Following the May 17 lifting of restrictions, rugby league clubs were allowed to welcome fans back for the first time in 14 months at a rate of 4,000 supporters or half their full capacity, whichever was lower.
The biggest event for the sport in terms of the return of crowds will take place at Wembley on Saturday with the Betfred Challenge Cup final between St Helens and Castleford Tigers. There are set to be 45,000 fans in attendance for the sport’s most highly-anticipated day of the year.
There was a 25% capacity crowd at Queen’s earlier this summer as Brit Cameron Norrie reached the final. And Wimbledon was able to allow 50% capacity across the grounds from the beginning of the Championships which began on 28 June. As the tournament progressed the capacity was permitted to increase to 100%, with around 15,000 present in Centre Court for the finals weekend.
Royal Ascot was used as a pilot event for testing the return of large crowds earlier this year and the huge race event was able to welcome a daily crowd of 12,000 after having to be staged behind closed doors in 2020.
Test matches have been able to welcome back fans in 2021, with around 7,500 fans being present on each day of England’s First Test against New Zealand at Lord’s. The Second Test of the series was a pilot event, allowing 17,000 supporters to attend daily at Edgbaston.
A shadow was cast over the hopes of increasing cricket crowds when Edgbaston’s pitch was invaded by students in a match between the Birmingham Bears and Derbyshire. The students were drunk and disorderly and attended in fancy dress, failing to adhere to the guidelines set in place by going onto the playing surface and mingling against the spirit of social distancing.

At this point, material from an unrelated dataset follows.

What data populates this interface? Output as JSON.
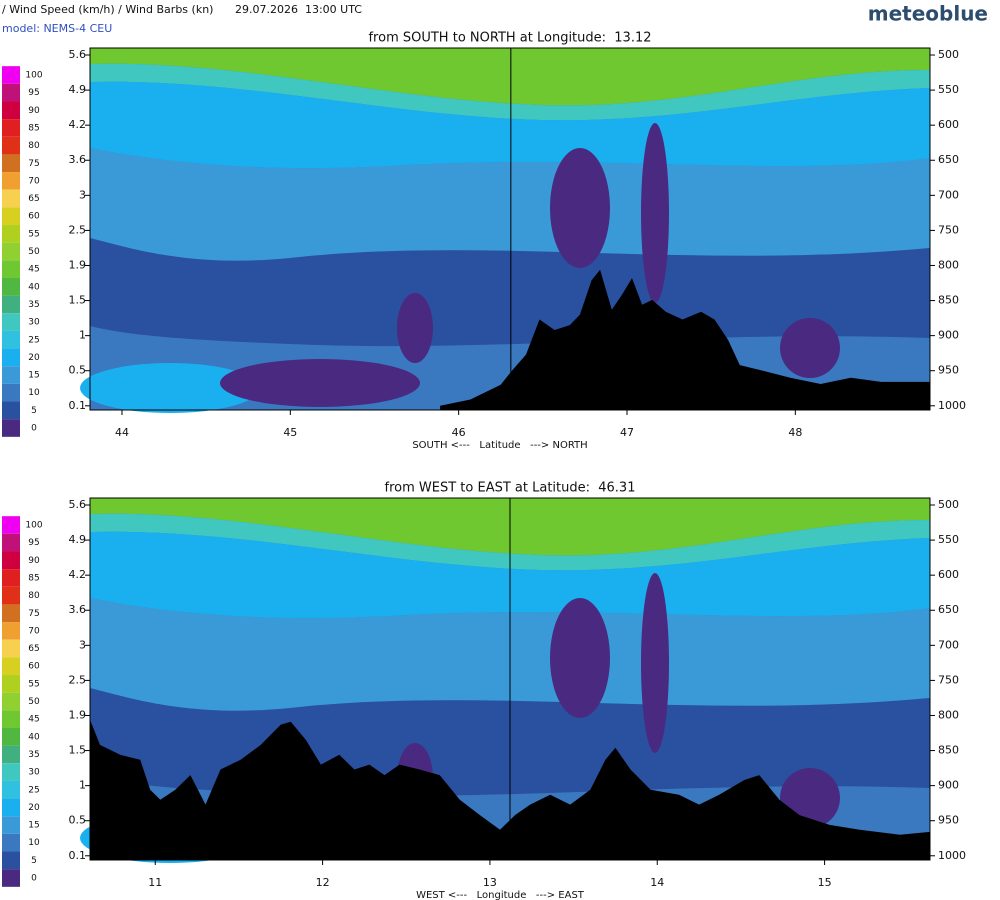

As the British Open got underway this week, the tournament was allowed to welcome a daily crowd of 32,000 people, something that has been sorely missed this past year on courses across the country.
Snooker was the sport chosen to welcome back the first capacity crowd in the UK since the 2020 Cheltenham Festival, as the World Snooker Championship was able to welcome 980 spectators at the Crucible for the final between Mark Selby and Shaun Murphy.